Civil War Photo Sleuth
The American Civil War (1861–1865) was the first major conflict to have been extensively photographed, with the images being widely displayed and sold in large quantities. Around 4,000,000 soldiers fought the war, and most of them were photographed at least once. After 150 years, thousands of these photographs have survived, but most of the identities of these soldiers are lost.
We introduce a web-based platform called Civil War Photo Sleuth for helping users identify unknown soldiers in portraits from the American Civil War era. This system employs a novel person identification pipeline by leveraging the complementary strengths of crowdsourced human vision and face recognition algorithms.
- V. Mohanty, D. Thames, S. Mehta, and K. Luther. Photo Sleuth: Combining Human Expertise and Face Recognition to Identify Historical Portraits.
ACM Conference on Intelligent User Interfaces (IUI 2019), Los Angeles, CA, USA, 2019. (25% acceptance rate)
- V. Mohanty, D. Thames, and K. Luther. Are 1,000 Features Worth A Picture? Combining Crowdsourcing and Face Recognition to Identify Civil War Soldiers. AAAI Conference on Human Computation and Crowdsourcing (HCOMP 2018), Zurich, Switzerland, 2018. [POSTER LINK] (BEST POSTER/DEMO AWARD)
- V. Mohanty, D. Thames, and K. Luther. Photo Sleuth: Combining Collective Intelligence and Computer Vision to Identify Historical Portraits. ACM Conference on Collective Intelligence (CI 2018), Zurich, Switzerland, 2018. (32% acceptance rate for oral presentations)
- GRAND PRIZE WINNER (25000 USD) of the Microsoft Cloud AI Challenge 2018
- News Coverage on Slate link
- Public Launch of the website www.civilwarphotosleuth.com at the National Archives Building in Washington, DC [Related Article ]
- Initial Launch of the website www.civilwarphotosleuth.com at the 45th Civil War Artifact and Collectibles Show in Gettysburg, PA
This is a semester-long project done as part of the "User Interface Software" course I am currently working on. This is a web application aimed at online crowd workers or users gathering additional photos of identified Civil War soldiers from online sources. The identified soldiers in the database will have a prior photo for comparing the user-uploaded photos with. This application aims to enhance the existing database of current online Civil War database and communities like Civil War Photo Sleuth, American Civil War Database, etc. This application required development through wireframe iterations, high-fidelity mockups, UX inspection and prototyping. A demo of the prototype can be seen here.
Website for VT Junoon: Bollywood Dance Group of Virginia Tech
This was a semester-long project done as part of the "Usability Engineering" course. As part of a team, we proposed a one-stop solution to VT Junoon (Bollywood dance group of Virginia Tech) in the form of a web portal for handling their internal operations and also as an interface for the general public to access information about the group. This required conducting interviews with the group for data elicitation about the team organization and how they conduct their operations. Wireframes and high-fidelity mockups were developed. Subsequently, a prototype was developed and a UX evaluation was conducted through focus groups and user interviews.

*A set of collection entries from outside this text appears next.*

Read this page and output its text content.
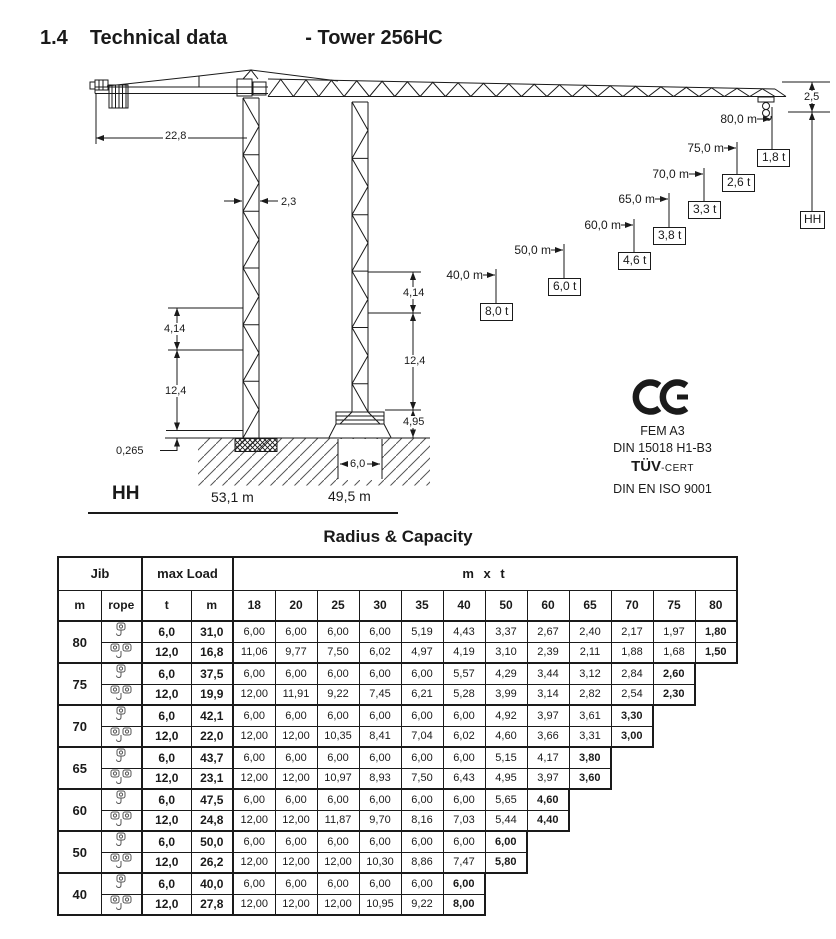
1.4 Technical data	- Tower 256HC
22,8
2,3
4,14
12,4
4,14
12,4
4,95
0,265
6,0
2,5
HH
80,0 m
1,8 t
75,0 m
2,6 t
70,0 m
3,3 t
65,0 m
3,8 t
60,0 m
4,6 t
50,0 m
6,0 t
40,0 m
8,0 t
FEM A3
DIN 15018 H1-B3
TÜV-CERT
DIN EN ISO 9001
HH	53,1 m	49,5 m
Radius & Capacity
Jib		max Load		m x t											
m	rope	t	m	18	20	25	30	35	40	50	60	65	70	75	80
80		6,0	31,0	6,00	6,00	6,00	6,00	5,19	4,43	3,37	2,67	2,40	2,17	1,97	1,80
	12,0	16,8	11,06	9,77	7,50	6,02	4,97	4,19	3,10	2,39	2,11	1,88	1,68	1,50
75		6,0	37,5	6,00	6,00	6,00	6,00	6,00	5,57	4,29	3,44	3,12	2,84	2,60	
	12,0	19,9	12,00	11,91	9,22	7,45	6,21	5,28	3,99	3,14	2,82	2,54	2,30	
70		6,0	42,1	6,00	6,00	6,00	6,00	6,00	6,00	4,92	3,97	3,61	3,30		
	12,0	22,0	12,00	12,00	10,35	8,41	7,04	6,02	4,60	3,66	3,31	3,00		
65		6,0	43,7	6,00	6,00	6,00	6,00	6,00	6,00	5,15	4,17	3,80			
	12,0	23,1	12,00	12,00	10,97	8,93	7,50	6,43	4,95	3,97	3,60			
60		6,0	47,5	6,00	6,00	6,00	6,00	6,00	6,00	5,65	4,60				
	12,0	24,8	12,00	12,00	11,87	9,70	8,16	7,03	5,44	4,40				
50		6,0	50,0	6,00	6,00	6,00	6,00	6,00	6,00	6,00					
	12,0	26,2	12,00	12,00	12,00	10,30	8,86	7,47	5,80					
40		6,0	40,0	6,00	6,00	6,00	6,00	6,00	6,00						
	12,0	27,8	12,00	12,00	12,00	10,95	9,22	8,00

To assist the group’s internal operations, the proposed platform would serve as an interface to facilitate group interactions, with the administrators being able to add members in chat channels. Website administrators will have the access to post desired updates, create and maintain fundraising campaigns, and update event information on the calendar. The website will support administrators to moderate comments, initiate discussions, and collect feedback from the general public. For the general public, the website will afford as the one-stop access to information about VT-Junoon, connect and interact with the dance team members, and show their support. It will also have a feature for them to sign up for notifications on upcoming events. They can also track past and upcoming events through the calendar on the website.
Identifying Artist from Artwork
This was submitted as the term project for the "Computer Vision" course. For a non-expert in paintings and other related art forms, it is very difficult to identify the artist behind the art form just by merely looking at the style of the painting or just the brush strokes or a sculpture. Usually, the person has to resort to contextual information in the painting or meta-tags about the painting to take a guess at who the artist is. This project is an attempt to build a system that learns the style of an artist from his/her paintings, without using any form of contextual information, such as a lady wearing black having a mysterious smile, or image meta-tags, such as "Monalisa"/"Louvre"/"16th Century".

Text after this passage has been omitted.